If it helps, imagine that I had asked for "when increased productivity translated to workers personally reaping the benefits of the increased productivity by being able to thrive while doing less instead of either being laid off or just being expected to do more".
> with my colleague Douwe
Wait, meltano Douwe? Small world. Glad to see you're doing well. I always liked meltano.
> In an era when anyone can produce reasonable-looking UI
Identical looking slop? Every Claude-based vibe coded app looks identical.
> The fear of skill rot is legitimate. And the fear that if you don't go fast enough you'll be left behind is — while often overstated — not entirely unfounded.
You know what, that's OK. I just hit "OK" on LLM Scala code I _actually_ think is awful. It works. It's probably faster than the "pure" code I'd write by hand. The code I would write - as a FP and Scala/Elm/Haskell/... enjoyer - would actually be maintainable for humans, but LLMs struggle with it. But LLMs writing code for LLMs? Sure, have at it. Objectively lower barrier of entry.
> So if you're feeling overwhelmed, destabilized, simultaneously more productive and less happy, know that you're not alone.
But yes, I am indeed simultaneously more productive and less happy.
https://skaldmaps.com, my little side project, was only possible _because_ I was able to feed my real world knowledge about real estate, combined with GIS and SWE knowledge into various torment nexus... pardon me, LLM prompts.
Since I don't have the _time_ to write boilerplate react code (it's pepper and tomato season in Georgia, which _actually_ brings me joy), telling Claude/Codex/... how to write dbt models saves me time and I objectively get a lot more done, but it's not fun.
I guess that's also why I still enjoy blogging. You can't use LLMs for blogs without people noticing immediately. Shameless plug: https://chollinger.com/blog/
Enjoy my entirely human typos, since that's clearly rare these days.
I don't think it's common for any compsci programs to (competently at least) teach architecture and code quality.
>The honest truth is that in the last few months, there have been days when I have spent close to two full days writing a plan for an LLM to execute: obsessively clarifying, specifying, re-specifying, only to have it still do something inexplicably stupid.
It's because LLMs are actually taking us back in time to the pre-agile days where there was a career path (architect) that involved almost nothing but painstaking spec authoring and endless meetings to review and course correct the work of the engineers whose job was to implement what you designed as closely as possible. I have to emphasize that this was a different career path than what we think of as a senior engineer today. Not everyone likes this.
If it weren't claudeslop, it would still have to be marketing corposlop.
What used to tire me: being forced to have a sharp eye for syntax errors when programming, or simply the effort of all the typing and navigating through source files. Trying to visualize details of the codebase I was changing, while at the same time keeping a high level picture in my head of the feature I was changing.
With AI, I can focus on the high level picture.
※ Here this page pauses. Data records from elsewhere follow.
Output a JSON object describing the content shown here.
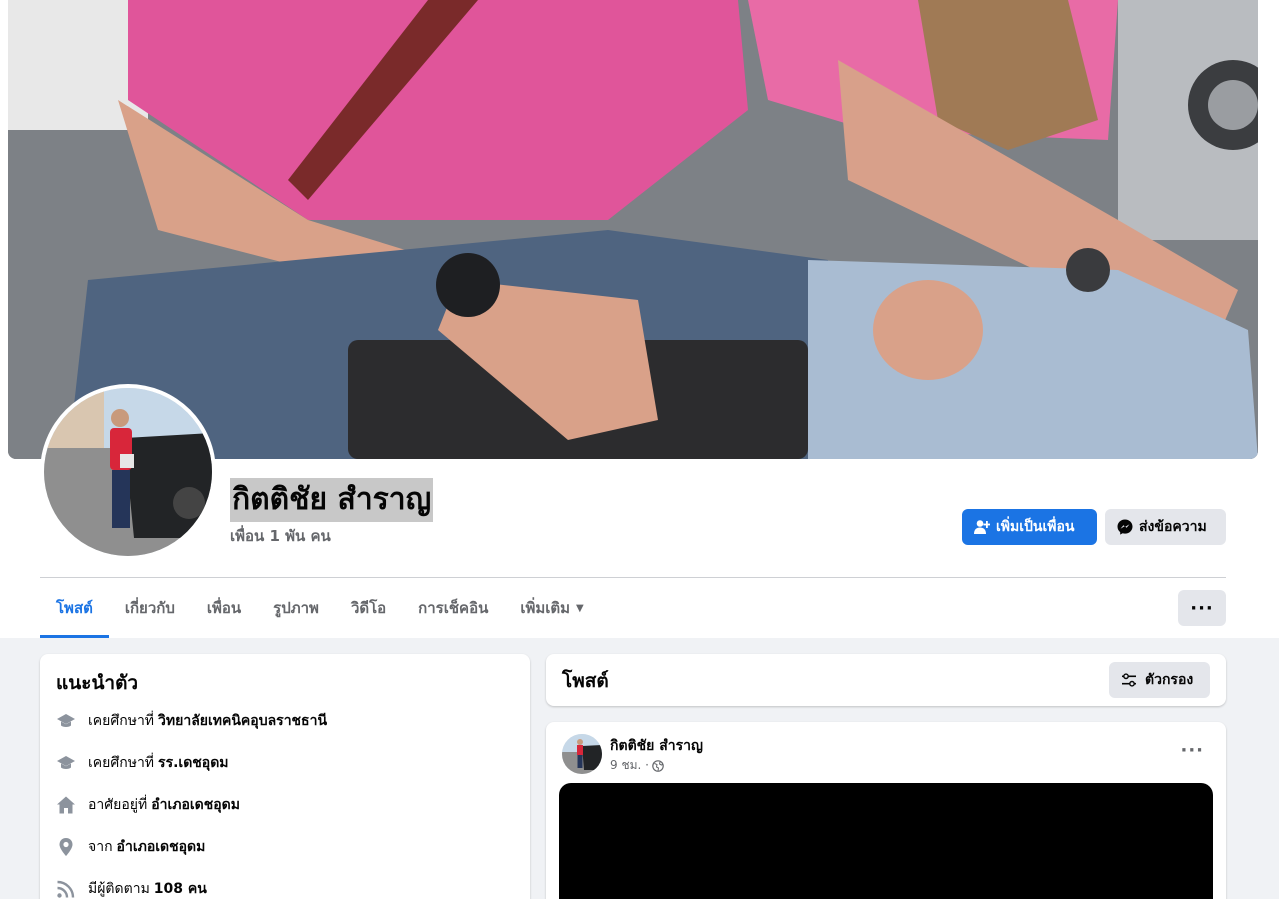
{
  "profile": {
    "name": "กิตติชัย สำราญ",
    "friends": "เพื่อน 1 พัน คน"
  },
  "actions": {
    "add_friend": "เพิ่มเป็นเพื่อน",
    "message": "ส่งข้อความ"
  },
  "tabs": [
    {
      "label": "โพสต์",
      "active": true
    },
    {
      "label": "เกี่ยวกับ",
      "active": false
    },
    {
      "label": "เพื่อน",
      "active": false
    },
    {
      "label": "รูปภาพ",
      "active": false
    },
    {
      "label": "วิดีโอ",
      "active": false
    },
    {
      "label": "การเช็คอิน",
      "active": false
    },
    {
      "label": "เพิ่มเติม",
      "active": false
    }
  ],
  "more_button": "···",
  "intro": {
    "title": "แนะนำตัว",
    "items": [
      {
        "icon": "graduation-cap-icon",
        "prefix": "เคยศึกษาที่",
        "value": "วิทยาลัยเทคนิคอุบลราชธานี"
      },
      {
        "icon": "graduation-cap-icon",
        "prefix": "เคยศึกษาที่",
        "value": "รร.เดชอุดม"
      },
      {
        "icon": "home-icon",
        "prefix": "อาศัยอยู่ที่",
        "value": "อำเภอเดชอุดม"
      },
      {
        "icon": "location-pin-icon",
        "prefix": "จาก",
        "value": "อำเภอเดชอุดม"
      },
      {
        "icon": "rss-icon",
        "prefix": "มีผู้ติดตาม",
        "value": "108 คน"
      }
    ]
  },
  "posts": {
    "title": "โพสต์",
    "filter_label": "ตัวกรอง"
  },
  "post": {
    "author": "กิตติชัย สำราญ",
    "time": "9 ชม. ·",
    "privacy_icon": "globe-icon",
    "options": "···"
  },
  "colors": {
    "accent": "#1b74e4",
    "page_bg": "#f0f2f5",
    "secondary_button": "#e4e6eb",
    "secondary_text": "#65676b"
  }
}
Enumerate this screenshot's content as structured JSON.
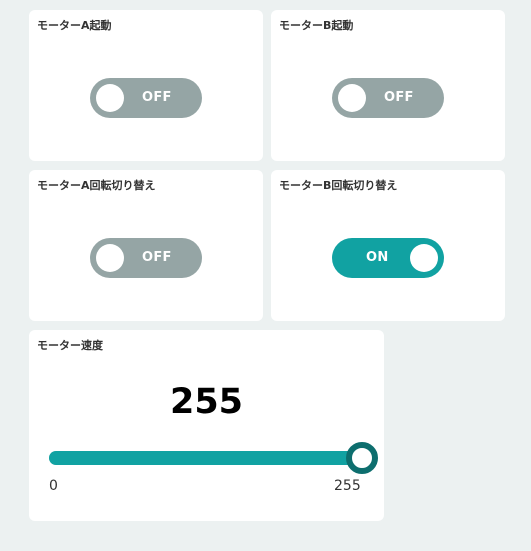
{
  "colors": {
    "background": "#ecf1f1",
    "card": "#ffffff",
    "toggle_off": "#95a5a5",
    "toggle_on": "#11a2a2",
    "slider_fill": "#11a2a2",
    "slider_thumb_border": "#0d6e6e"
  },
  "widgets": {
    "motor_a_start": {
      "title": "モーターA起動",
      "state": "OFF",
      "on": false
    },
    "motor_b_start": {
      "title": "モーターB起動",
      "state": "OFF",
      "on": false
    },
    "motor_a_direction": {
      "title": "モーターA回転切り替え",
      "state": "OFF",
      "on": false
    },
    "motor_b_direction": {
      "title": "モーターB回転切り替え",
      "state": "ON",
      "on": true
    }
  },
  "speed": {
    "title": "モーター速度",
    "value": "255",
    "min": "0",
    "max": "255",
    "level": 1.0
  }
}
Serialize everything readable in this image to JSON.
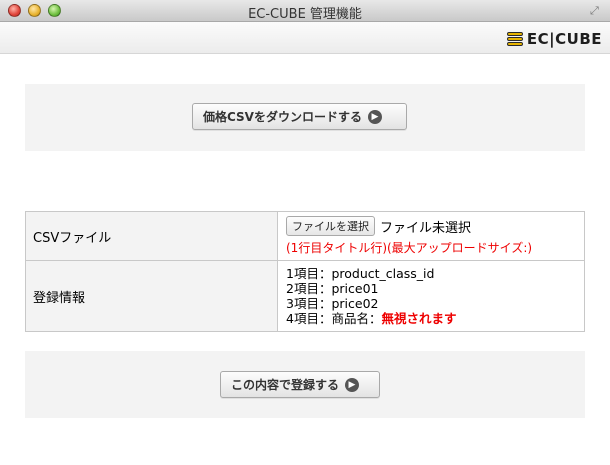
{
  "window": {
    "title": "EC-CUBE 管理機能"
  },
  "header": {
    "logo_text": "EC|CUBE"
  },
  "download": {
    "button_label": "価格CSVをダウンロードする"
  },
  "form": {
    "rows": [
      {
        "label": "CSVファイル",
        "file_button": "ファイルを選択",
        "file_status": "ファイル未選択",
        "note": "(1行目タイトル行)(最大アップロードサイズ:)"
      },
      {
        "label": "登録情報",
        "items": [
          "1項目：product_class_id",
          "2項目：price01",
          "3項目：price02",
          "4項目：商品名："
        ],
        "ignore_text": "無視されます"
      }
    ]
  },
  "submit": {
    "button_label": "この内容で登録する"
  },
  "colors": {
    "warning": "#ee0000",
    "panel": "#f3f3f3"
  }
}
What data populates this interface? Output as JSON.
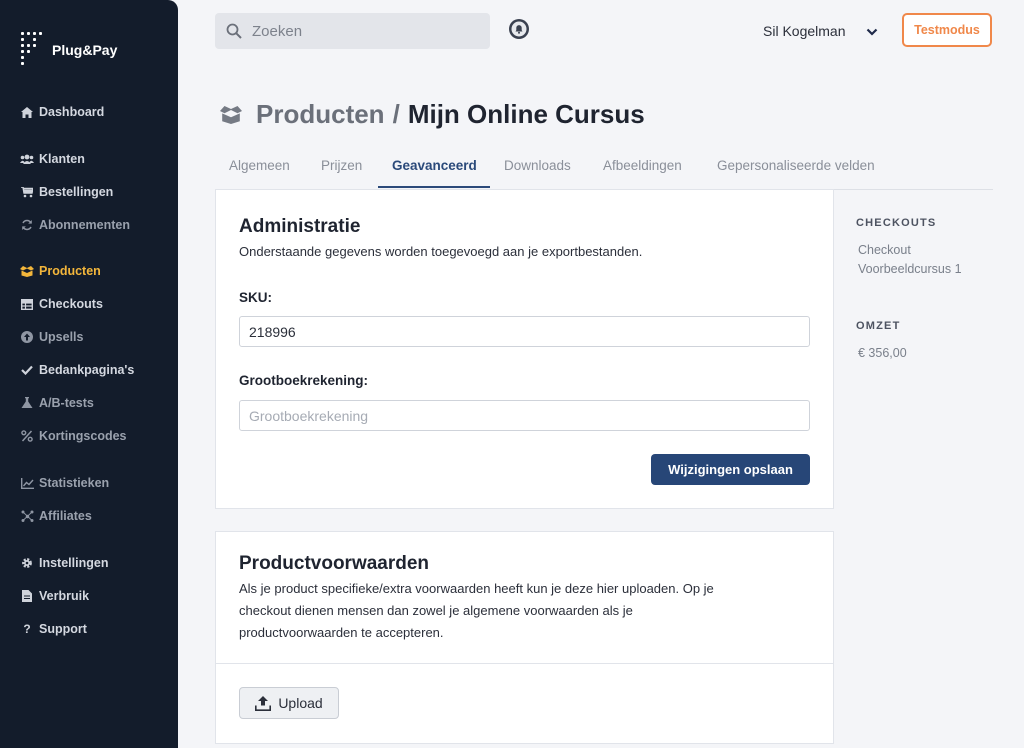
{
  "app": {
    "name": "Plug&Pay"
  },
  "sidebar": {
    "items": [
      {
        "label": "Dashboard",
        "icon": "home-icon"
      },
      {
        "label": "Klanten",
        "icon": "users-icon"
      },
      {
        "label": "Bestellingen",
        "icon": "cart-icon"
      },
      {
        "label": "Abonnementen",
        "icon": "refresh-icon"
      },
      {
        "label": "Producten",
        "icon": "box-icon",
        "active": true
      },
      {
        "label": "Checkouts",
        "icon": "table-icon"
      },
      {
        "label": "Upsells",
        "icon": "arrow-circle-icon"
      },
      {
        "label": "Bedankpagina's",
        "icon": "check-icon"
      },
      {
        "label": "A/B-tests",
        "icon": "flask-icon"
      },
      {
        "label": "Kortingscodes",
        "icon": "percent-icon"
      },
      {
        "label": "Statistieken",
        "icon": "chart-icon"
      },
      {
        "label": "Affiliates",
        "icon": "network-icon"
      },
      {
        "label": "Instellingen",
        "icon": "gear-icon"
      },
      {
        "label": "Verbruik",
        "icon": "file-icon"
      },
      {
        "label": "Support",
        "icon": "question-icon"
      }
    ]
  },
  "topbar": {
    "search_placeholder": "Zoeken",
    "user_name": "Sil Kogelman",
    "test_mode_label": "Testmodus"
  },
  "page": {
    "breadcrumb_parent": "Producten",
    "breadcrumb_sep": "/",
    "title": "Mijn Online Cursus"
  },
  "tabs": [
    {
      "label": "Algemeen"
    },
    {
      "label": "Prijzen"
    },
    {
      "label": "Geavanceerd",
      "active": true
    },
    {
      "label": "Downloads"
    },
    {
      "label": "Afbeeldingen"
    },
    {
      "label": "Gepersonaliseerde velden"
    }
  ],
  "administratie": {
    "title": "Administratie",
    "description": "Onderstaande gegevens worden toegevoegd aan je exportbestanden.",
    "sku_label": "SKU:",
    "sku_value": "218996",
    "ledger_label": "Grootboekrekening:",
    "ledger_placeholder": "Grootboekrekening",
    "save_label": "Wijzigingen opslaan"
  },
  "voorwaarden": {
    "title": "Productvoorwaarden",
    "description_lines": [
      "Als je product specifieke/extra voorwaarden heeft kun je deze hier uploaden. Op je",
      "checkout dienen mensen dan zowel je algemene voorwaarden als je",
      "productvoorwaarden te accepteren."
    ],
    "upload_label": "Upload"
  },
  "right": {
    "checkouts_heading": "CHECKOUTS",
    "checkout_lines": [
      "Checkout",
      "Voorbeeldcursus 1"
    ],
    "omzet_heading": "OMZET",
    "omzet_value": "€ 356,00"
  },
  "colors": {
    "sidebar_bg": "#131c2b",
    "active_accent": "#f3b63b",
    "primary_button": "#274677",
    "test_mode_orange": "#f0884a"
  }
}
I can focus on the steps to get there and the steps to verify that it works. I don't have to focus on syntax anymore and there is much less need to visualize large parts of my code base. With AI, work is still tiring but much less, and in a different way.
In return, there is not much of mastery anymore. Being a craftsman is a deeply human desire that AI is destroying, not sure if this is a fun future to look forward to.
> Being a craftsman is a deeply human desire that AI is destroying, not sure if this is a fun future to look forward to.
AI is giving me back the feeling I had when I first learned to program, when I was 14. At 14, I suddenly had a tool in my hands that was like an extension of my imagination. I could create tools, games and what not with it, this is what I loved. AI is that same tool on steroids. If what you like is creating things, AI lets you do it at 10 times the speed.